Visually, ARCTIC is pretty superbly helmed by Penna, who manages to instantly and authentically convey the limitless scope of the snow covered and inhospitable terrain that surrounds the stranded man and, in turn, just how pathetically isolated is he from anyone and everything.  Filmed in Iceland doubling for the North Pole, ARCTIC always feels frighteningly and tangibly foreboding on a sheer level of environmental verisimilitude, which is greatly embellished by the lushly picturesque, yet haunting cinematography by Tomas Orn Tomasson and composer Joseph Trapanese's low key, yet gripping score.  Penna also manages to find ways of drumming up despair and suspense in the most nonchalant throwaway moments, like tight close-ups of the man at his most downtrodden or simple glances at his frost bitten limbs or the manner that he deals with unimaginable hunger and feels like he's just had a find cuisine after he gorges on a raw package of hard Ramen noodles.  All of these little micro-scenes add to a larger kaleidoscope of this man's teeth clenched self-preservation.  He simply feels he'll get out of this scenario...no matter what. 

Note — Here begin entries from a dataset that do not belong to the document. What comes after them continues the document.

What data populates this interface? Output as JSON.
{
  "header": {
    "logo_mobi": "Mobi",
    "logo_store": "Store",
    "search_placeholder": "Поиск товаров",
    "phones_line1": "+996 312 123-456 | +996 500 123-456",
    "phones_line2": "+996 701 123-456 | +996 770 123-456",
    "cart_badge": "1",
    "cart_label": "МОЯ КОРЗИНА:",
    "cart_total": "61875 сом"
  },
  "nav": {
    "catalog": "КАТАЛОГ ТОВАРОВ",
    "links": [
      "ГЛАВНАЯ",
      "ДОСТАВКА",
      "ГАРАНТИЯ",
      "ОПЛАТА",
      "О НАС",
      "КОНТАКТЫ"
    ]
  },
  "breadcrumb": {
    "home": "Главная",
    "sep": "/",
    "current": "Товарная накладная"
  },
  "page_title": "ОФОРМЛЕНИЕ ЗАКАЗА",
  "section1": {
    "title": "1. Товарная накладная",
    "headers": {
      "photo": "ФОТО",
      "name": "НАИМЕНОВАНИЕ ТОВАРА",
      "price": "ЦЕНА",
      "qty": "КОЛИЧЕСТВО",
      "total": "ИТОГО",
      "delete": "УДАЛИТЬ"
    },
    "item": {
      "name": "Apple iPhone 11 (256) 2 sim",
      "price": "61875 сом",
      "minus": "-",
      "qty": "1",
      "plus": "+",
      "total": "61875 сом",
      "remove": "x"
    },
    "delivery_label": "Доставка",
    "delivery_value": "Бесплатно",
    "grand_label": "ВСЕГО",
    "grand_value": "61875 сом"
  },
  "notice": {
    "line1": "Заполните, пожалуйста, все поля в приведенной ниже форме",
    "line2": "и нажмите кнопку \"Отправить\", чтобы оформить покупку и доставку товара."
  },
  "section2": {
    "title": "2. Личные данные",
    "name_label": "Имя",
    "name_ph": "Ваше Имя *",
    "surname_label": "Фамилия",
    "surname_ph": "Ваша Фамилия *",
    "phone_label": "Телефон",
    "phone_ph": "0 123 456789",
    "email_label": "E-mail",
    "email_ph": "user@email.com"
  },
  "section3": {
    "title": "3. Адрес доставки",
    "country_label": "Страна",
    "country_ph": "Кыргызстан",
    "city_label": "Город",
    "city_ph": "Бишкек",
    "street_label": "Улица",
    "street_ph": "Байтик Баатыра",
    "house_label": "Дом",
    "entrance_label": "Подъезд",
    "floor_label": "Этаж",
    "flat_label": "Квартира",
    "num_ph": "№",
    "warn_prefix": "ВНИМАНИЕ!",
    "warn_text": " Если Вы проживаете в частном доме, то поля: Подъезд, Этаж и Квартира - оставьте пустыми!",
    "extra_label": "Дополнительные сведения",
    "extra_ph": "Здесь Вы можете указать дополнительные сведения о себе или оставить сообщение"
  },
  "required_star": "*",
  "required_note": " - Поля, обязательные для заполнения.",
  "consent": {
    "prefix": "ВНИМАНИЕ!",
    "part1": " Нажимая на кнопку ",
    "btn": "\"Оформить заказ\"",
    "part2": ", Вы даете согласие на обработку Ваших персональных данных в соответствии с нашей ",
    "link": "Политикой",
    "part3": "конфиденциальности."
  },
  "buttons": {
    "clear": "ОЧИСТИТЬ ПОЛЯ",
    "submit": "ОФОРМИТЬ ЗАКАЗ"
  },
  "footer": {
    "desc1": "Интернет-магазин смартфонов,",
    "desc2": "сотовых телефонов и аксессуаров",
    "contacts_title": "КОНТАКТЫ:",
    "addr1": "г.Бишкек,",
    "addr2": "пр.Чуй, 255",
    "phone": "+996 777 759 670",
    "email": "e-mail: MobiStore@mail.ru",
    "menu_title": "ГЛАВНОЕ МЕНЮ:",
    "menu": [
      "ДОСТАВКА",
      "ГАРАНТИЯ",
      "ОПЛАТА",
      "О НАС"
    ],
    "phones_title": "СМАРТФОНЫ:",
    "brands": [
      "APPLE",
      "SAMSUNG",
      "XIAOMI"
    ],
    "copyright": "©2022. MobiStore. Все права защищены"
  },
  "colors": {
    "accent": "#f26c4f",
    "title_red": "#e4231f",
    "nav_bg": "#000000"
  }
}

Of course, no one-man performance showpiece would be complete without, obviously enough, a confident actor at the helm, and the 53-year-old Mikklelsen is rather brilliantly cast here and lets his physicality relay most of the dramatically potent scenes (and, again, with minimal to no dialogue).  The Danish actor has made a career of playing hypnotically creepy on-screen villains, from (most famously on the big screen) La Chiffre in the modern James Bond reboot CASINO ROYALE to (on the small screen) thanklessly making the iconic role of a serial cannibal killer all is own in the TV series HANNIBAL.  He seems equal to the challenge of fully and credibly inhabiting a character here that's really given no backstory of personality quirks to help flesh out who this poor individual really is.  Still, Mikkelsen gives an absolutely bravura performance that gives ARCTIC its emotional heartbeat in chronicling this individual's unwavering motivation, emotional fortitude, and raw physical strength to get out of his horrible pickle of a situation. 

Where ARCTIC somewhat flounders a bit in comparison to the masterful ALL IS LOST is in the way that it seems to lack a raw and chilling nerve to commit to an ending and final shot that it really wants to (the final split second of the film feels like a bit of a cheat that, well, lacks balls).  Plus, it could easily be said that ARCTIC does suffer from the notion that its premise and concept isn't hardly revelatory for the genre, and the type of obstacles that the main faces are pretty obligatory (you just know that he's going to go mano-a-mano with that damn polar bear at some point, and even though the sequence is nerve-wrackingly intense, it seems somewhat preordained from a narrative perspective).  Yet, there's simply no denying the frequently breathtaking power of ARCTIC as a consummately assembled thriller that hones in on the simple power of filmmaking fundamentals first and foremost.  There would have been a huge temptation by a lesser director to shoot this film on green screen sound stages, which would have completely ruined the effect.  Thankfully, Penna has none of that and uses digital effects to a bare minimum (and if there's a lot used here than they're most invisible), and in turn crafts one of the more harrowing and rugged films of the still quite young year.  

It's also one of the finer examples of less is more cinema that you're likely to find all year too.  We need more like it.